$\lim_{n\to \infty}(\int_0^1 f(x)^{2n}g(x)^n h(x)~dx)^{1/n}$ where $f,g,h$ are positive continuous functions on $[0,1]$

Question

I want to find $\lim_{n\to \infty}(\int_0^1 f(x)^{2n}g(x)^n h(x)~dx)^{1/n}$ where $f,g,h$ are positive continuous functions on $[0,1]$. By Holder's inequality, this limit is greater than or equal to $\lim_{n\to \infty} \int_0^1 f(x)^2g(x)h(x)^{1/n}~dx$ which is equal to $\int_0^1 f(x)^2g(x)~dx$ by the DCT. But I can't find an upper bound. I tried Jensen's inequality, but it does not seems to work I think because $x\mapsto x^{1/n}$ is not convex. Can I get a hint?

Answer 1

Let $k=f^{2}g$, $M_{k}=\max_{x\in[0,1]}k(x)$, and $M_{h}=\max_{x\in[0,1]}h(x)$. Firstly, observe that \begin{eqnarray*} & & \left\{ \int_{0}^{1}k^{n}(x)h(x)dx\right\} ^{\frac{1}{n}}\\ & \leq & M_{k}M_{h}^{\frac{1}{n}}. \end{eqnarray*} Therefore $\limsup_{n}\left\{ \int_{0}^{1}k^{n}(x)h(x)dx\right\} ^{\frac{1}{n}}\leq M_{k}$.
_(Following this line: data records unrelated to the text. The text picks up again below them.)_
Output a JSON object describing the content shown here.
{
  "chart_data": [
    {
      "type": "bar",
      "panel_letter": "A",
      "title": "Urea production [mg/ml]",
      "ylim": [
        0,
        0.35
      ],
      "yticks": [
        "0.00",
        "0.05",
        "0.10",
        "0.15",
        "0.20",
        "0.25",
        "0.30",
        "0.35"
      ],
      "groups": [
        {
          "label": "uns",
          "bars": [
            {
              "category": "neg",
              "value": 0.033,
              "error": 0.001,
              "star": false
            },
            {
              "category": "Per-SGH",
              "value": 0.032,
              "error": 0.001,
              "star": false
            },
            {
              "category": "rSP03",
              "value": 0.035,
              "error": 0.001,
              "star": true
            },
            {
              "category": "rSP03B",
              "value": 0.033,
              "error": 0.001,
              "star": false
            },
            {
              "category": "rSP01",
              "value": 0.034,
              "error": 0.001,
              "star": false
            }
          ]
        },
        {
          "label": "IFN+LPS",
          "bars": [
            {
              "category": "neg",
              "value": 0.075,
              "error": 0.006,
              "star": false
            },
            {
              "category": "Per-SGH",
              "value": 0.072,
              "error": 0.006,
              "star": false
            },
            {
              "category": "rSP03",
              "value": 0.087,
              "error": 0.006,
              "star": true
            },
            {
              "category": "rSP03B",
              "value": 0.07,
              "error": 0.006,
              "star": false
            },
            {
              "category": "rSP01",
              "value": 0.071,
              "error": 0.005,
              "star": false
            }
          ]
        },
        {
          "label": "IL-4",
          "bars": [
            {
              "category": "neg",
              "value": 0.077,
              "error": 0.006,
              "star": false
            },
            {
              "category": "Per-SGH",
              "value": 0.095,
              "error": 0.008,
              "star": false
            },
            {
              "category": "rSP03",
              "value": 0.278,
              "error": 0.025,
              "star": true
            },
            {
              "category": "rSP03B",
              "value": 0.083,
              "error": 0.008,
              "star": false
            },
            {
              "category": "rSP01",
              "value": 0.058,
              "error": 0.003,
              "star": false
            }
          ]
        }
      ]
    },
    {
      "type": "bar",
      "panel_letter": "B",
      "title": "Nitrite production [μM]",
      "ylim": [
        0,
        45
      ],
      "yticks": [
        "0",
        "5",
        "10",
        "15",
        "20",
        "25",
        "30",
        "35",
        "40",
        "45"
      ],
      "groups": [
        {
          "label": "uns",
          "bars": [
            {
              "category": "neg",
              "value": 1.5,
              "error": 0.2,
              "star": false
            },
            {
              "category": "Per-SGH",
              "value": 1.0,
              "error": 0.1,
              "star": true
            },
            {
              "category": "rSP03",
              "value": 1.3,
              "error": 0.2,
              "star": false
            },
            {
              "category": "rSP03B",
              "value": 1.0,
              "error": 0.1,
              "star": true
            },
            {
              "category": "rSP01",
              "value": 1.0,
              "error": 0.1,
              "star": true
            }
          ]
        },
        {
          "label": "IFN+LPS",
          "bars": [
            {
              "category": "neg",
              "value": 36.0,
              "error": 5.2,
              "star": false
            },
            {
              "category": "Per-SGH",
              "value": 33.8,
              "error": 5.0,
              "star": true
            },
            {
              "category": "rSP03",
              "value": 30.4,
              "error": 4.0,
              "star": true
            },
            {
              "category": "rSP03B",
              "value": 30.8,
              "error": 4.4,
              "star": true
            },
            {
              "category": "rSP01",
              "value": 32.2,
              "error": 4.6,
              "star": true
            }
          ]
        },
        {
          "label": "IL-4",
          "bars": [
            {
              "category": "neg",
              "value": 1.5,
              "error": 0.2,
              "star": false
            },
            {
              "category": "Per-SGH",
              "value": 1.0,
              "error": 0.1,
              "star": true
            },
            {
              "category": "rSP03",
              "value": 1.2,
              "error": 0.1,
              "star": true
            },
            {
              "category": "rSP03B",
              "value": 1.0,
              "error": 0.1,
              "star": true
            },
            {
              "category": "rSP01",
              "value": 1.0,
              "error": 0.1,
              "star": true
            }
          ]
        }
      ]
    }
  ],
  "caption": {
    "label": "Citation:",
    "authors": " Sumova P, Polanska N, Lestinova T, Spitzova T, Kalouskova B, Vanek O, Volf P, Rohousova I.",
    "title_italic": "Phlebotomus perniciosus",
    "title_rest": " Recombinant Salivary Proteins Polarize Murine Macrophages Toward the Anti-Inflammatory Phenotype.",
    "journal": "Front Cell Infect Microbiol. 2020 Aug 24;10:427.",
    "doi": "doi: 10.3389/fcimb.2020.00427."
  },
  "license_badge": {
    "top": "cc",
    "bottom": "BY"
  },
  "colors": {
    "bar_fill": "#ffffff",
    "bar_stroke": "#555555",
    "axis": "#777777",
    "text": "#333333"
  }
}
Choose $x_{0}\in[0,1]$ such that $k(x_{0})=M_{k}$. Let $\alpha\in(0,1)$ be arbitrary. Since $k(x_{0})>\alpha M_{k}$, by continuity of $k$ at $x_{0}$, there exists $\delta>0$ such that $k(x)>\alpha M_{k}$ whenever $x\in[x_{0}-\delta,x_{0}+\delta]$ (if $x_{0}=0$ or $x_{0}=1$, adjust the interval accordingly). Let $b=\min_{x\in[0,1]}h(x)>0$. We have that \begin{eqnarray*} & & \left\{ \int_{0}^{1}k^{n}(x)h(x)dx\right\} ^{\frac{1}{n}}\\ & \geq & \left\{ \int_{x_{0}-\delta}^{x_{0}+\delta}k^{n}(x)h(x)dx\right\} ^{\frac{1}{n}}\\ & \geq & \alpha M_{k}b^{\frac{1}{n}}(2\delta)^{\frac{1}{n}}. \end{eqnarray*} Therefore, $\liminf_{n}\left\{ \int_{0}^{1}k^{n}(x)h(x)dx\right\} ^{\frac{1}{n}}\geq\alpha M_{k}$. Further letting $\alpha\rightarrow1$, we have $\liminf_{n}\left\{ \int_{0}^{1}k^{n}(x)h(x)dx\right\} ^{\frac{1}{n}}\geq M_{k}$. Hence, $\lim_{n}\left\{ \int_{0}^{1}k^{n}(x)h(x)dx\right\} ^{\frac{1}{n}}$ exists and equals to $M_{k}=\max_{x\in[0,1]}f^{2}(x)g(x)$.

Answer 2

Like I said in my comment to your question. Let $m_h=\min h$ and $M_h=\max h$ ($\min$ and $\max$ over the unit interval). These are finite and positive by your hypothesis. THen

$$m^{1/n}_h\|f^2g\|_n\leq \|f^2gh^{1/n}\|_n\leq \|f^2g\|_nM^{1/n}_h$$

Since $\|f^2g\|_n\xrightarrow{n\rightarrow\infty}\|f^2g\|_\infty$, passing to the limit you obtain

$$\|f^2gh^{1/n}\|_n\xrightarrow{n\rightarrow\infty}\|f^2g\|_\infty$$.

Here we have used a well known result: if $f$ is integrable with respect a finite measure, then $\|f\|_p$ converges to $\|f\|_\infty$ as $p\rightarrow\infty$.